October 28, 2021
Leaving avoidance maneuvres to the car reduces the risk of an accident
If you wander off the lane or touch the lane marking, your car tells you about it, and the most recent models can even gently take you back to the middle of the lane. Research in ELLIIT has shown that if the car also provides help during swift avoidance maneuvers, the number of accidents could be reduced by around 80%.
"Completely autonomous and driverless traffic on conventional roads and under all possible weather conditions is probably not going to be possible for a fairly long time. In particular, we must solve the problems associated with mixing autonomous and human-driver traffic during a transition period," says Anders Robertsson, professor at the Department of Automatic Control, Lund University.
The development of autonomous aids for the driver has, however, progressed rapidly in recent years, and a tech nique known as "lane departure warning," or LDW, is installed on most modern cars. The driver receives help in keeping the car in the desired lane with the aid of radar, cameras and computer power. The next step will be to aid the driver during sudden avoidance manoeuv- res such as may be needed if a moose, deer or wild boar suddenly runs out into the road. The car keeps tracks of the edges of the road and can use a situation-aware- ness system, including visual and infrared cameras, to detect an animal on the road.
"The car also receives an indication of where the animal is relative to the car, or the direction it's running in, and
can steer such that it misses the animal, if possible," says Lars Nielsen, professor of Vehicular Systems at the Department of Electrical Engineering, Linköping University.
The time taken to optimize a maneuver to avoid a sudden moose or to take a hairpin turn in the Alps has been reduced from hours to minutes, and even to seconds, using results from the most recent ELLIIT research. Since 2010, new tools and methods for dynamic optimisation of vehicle maneuvers have been developed in several doctoral student projects, in collaboration between Lund University and Linköping University.
"We can numerically determine which the optimal maneuver is and then decide which control principle is the best," says Lars Nielsen.

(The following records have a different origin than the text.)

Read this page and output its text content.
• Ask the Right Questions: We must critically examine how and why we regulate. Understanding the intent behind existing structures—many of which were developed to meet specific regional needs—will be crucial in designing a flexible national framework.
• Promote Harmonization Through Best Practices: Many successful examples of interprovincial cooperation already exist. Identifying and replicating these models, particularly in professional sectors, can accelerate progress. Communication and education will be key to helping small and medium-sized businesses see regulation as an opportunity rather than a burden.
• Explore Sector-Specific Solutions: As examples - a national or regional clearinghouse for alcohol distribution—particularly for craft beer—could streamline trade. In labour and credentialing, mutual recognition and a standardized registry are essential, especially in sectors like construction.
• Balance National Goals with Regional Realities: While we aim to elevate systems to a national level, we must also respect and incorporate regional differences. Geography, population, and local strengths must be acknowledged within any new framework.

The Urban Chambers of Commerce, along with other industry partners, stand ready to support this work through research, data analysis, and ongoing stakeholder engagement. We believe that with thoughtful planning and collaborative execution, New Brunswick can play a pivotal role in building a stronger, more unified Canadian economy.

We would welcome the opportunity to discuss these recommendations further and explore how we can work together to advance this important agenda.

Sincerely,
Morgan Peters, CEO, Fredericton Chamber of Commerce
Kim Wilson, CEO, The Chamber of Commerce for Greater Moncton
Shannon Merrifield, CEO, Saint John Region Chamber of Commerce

One example of a control principle is to study the force vectors on the car, from tire friction, brakes and steering. One of the results that Victor Fors presented in his thesis at Linköping University is that the safest maneuver is one in which the resultant force is maximized in one direction, obliquely backwards.
"In this case, the force from each tire is used and collaborates to give maximalforce in the avoidance maneuver. Our simulations with this method show that we get very close to the optimal avoidance maneuver," says Lars Nielsen.

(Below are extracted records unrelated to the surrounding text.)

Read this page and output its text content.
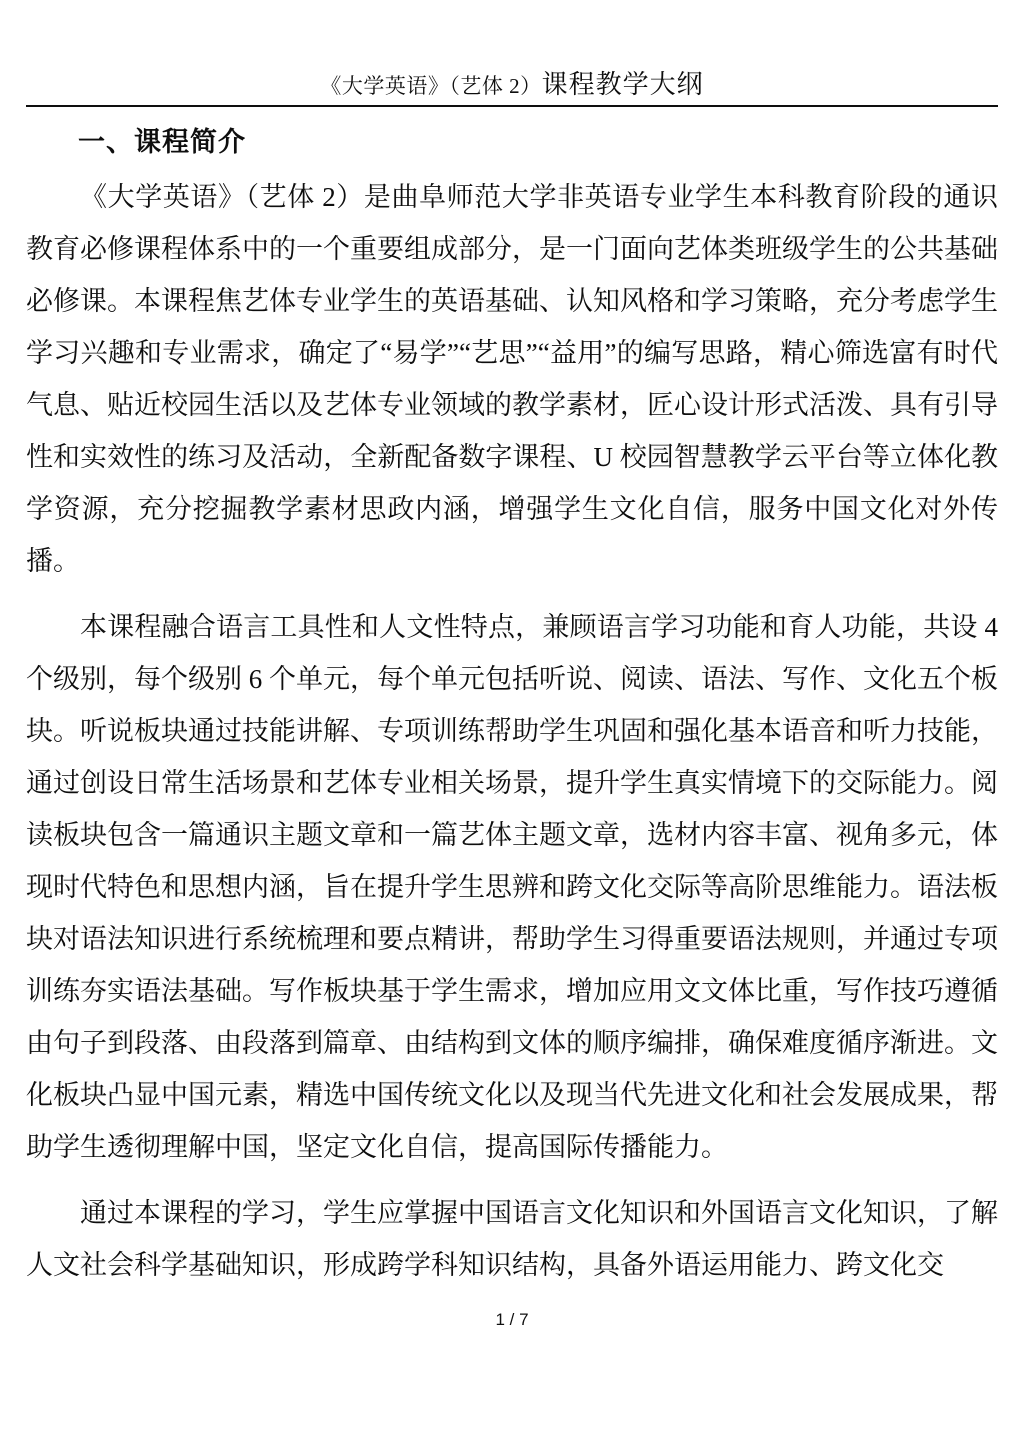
《大学英语》（艺体 2）课程教学大纲
一、课程简介

《大学英语》（艺体 2）是曲阜师范大学非英语专业学生本科教育阶段的通识教育必修课程体系中的一个重要组成部分，是一门面向艺体类班级学生的公共基础必修课。本课程焦艺体专业学生的英语基础、认知风格和学习策略，充分考虑学生学习兴趣和专业需求，确定了“易学”“艺思”“益用”的编写思路，精心筛选富有时代气息、贴近校园生活以及艺体专业领域的教学素材，匠心设计形式活泼、具有引导性和实效性的练习及活动，全新配备数字课程、U 校园智慧教学云平台等立体化教学资源，充分挖掘教学素材思政内涵，增强学生文化自信，服务中国文化对外传播。

本课程融合语言工具性和人文性特点，兼顾语言学习功能和育人功能，共设 4 个级别，每个级别 6 个单元，每个单元包括听说、阅读、语法、写作、文化五个板块。听说板块通过技能讲解、专项训练帮助学生巩固和强化基本语音和听力技能，通过创设日常生活场景和艺体专业相关场景，提升学生真实情境下的交际能力。阅读板块包含一篇通识主题文章和一篇艺体主题文章，选材内容丰富、视角多元，体现时代特色和思想内涵，旨在提升学生思辨和跨文化交际等高阶思维能力。语法板块对语法知识进行系统梳理和要点精讲，帮助学生习得重要语法规则，并通过专项训练夯实语法基础。写作板块基于学生需求，增加应用文文体比重，写作技巧遵循由句子到段落、由段落到篇章、由结构到文体的顺序编排，确保难度循序渐进。文化板块凸显中国元素，精选中国传统文化以及现当代先进文化和社会发展成果，帮助学生透彻理解中国，坚定文化自信，提高国际传播能力。

通过本课程的学习，学生应掌握中国语言文化知识和外国语言文化知识，了解人文社会科学基础知识，形成跨学科知识结构，具备外语运用能力、跨文化交

1 / 7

Together with Björn Olofsson from the Department for Automatic Control at Lund University, Lars Nielsen has examined 233 run-off lane accidents recorded in a German accident database. All accidents ended in fatalities or very serious injury. The researchers examined entry speed, radius of curvature, etc. in order to determine how many accidents could have been avoided with an autonomous system. They concluded that around 80% of the accidents were avoidable.
"It's not always possible to avoid a collision, but since the car is braking as hard as possible, we can conclude that the speed is reduced also in the other cases to such an extent that the injury degree is less," says Lars Nielsen.
Knowledge is spread
Humans can react rather too slowly, or maybe we panic and turn the steering wheel too much. It's also possible
that a driver falls asleep in some cases and the car leaves the carriageway.
Expertise within this field of research has been disseminated to the automotive industry when doctoral students who have worked within ELLIIT projects since 2010 have graduated and continued to key positions at companies such as Scania, Volvo Trucks, Volvo Cars and Mitsubishi Electric.
The most recent results have also been spread through the courses, both at undergraduate level and for doctoral students, held at Lund University and Linköping University. Examples include the doctoral course "Motion Planning and Control" and the master's course "Autonomous Vehicles—Planning, Control and Learning Systems," which have become increasingly popular among students in both Lund and Linköping.
"Interest is growing. Autonomous vehicles are already being used in mines and enclosed environments such as harbors. We are, however, also looking at the forces in robot arms applicable for harvesting in forestry and in many other contexts within robotics," says Anders Robertsson.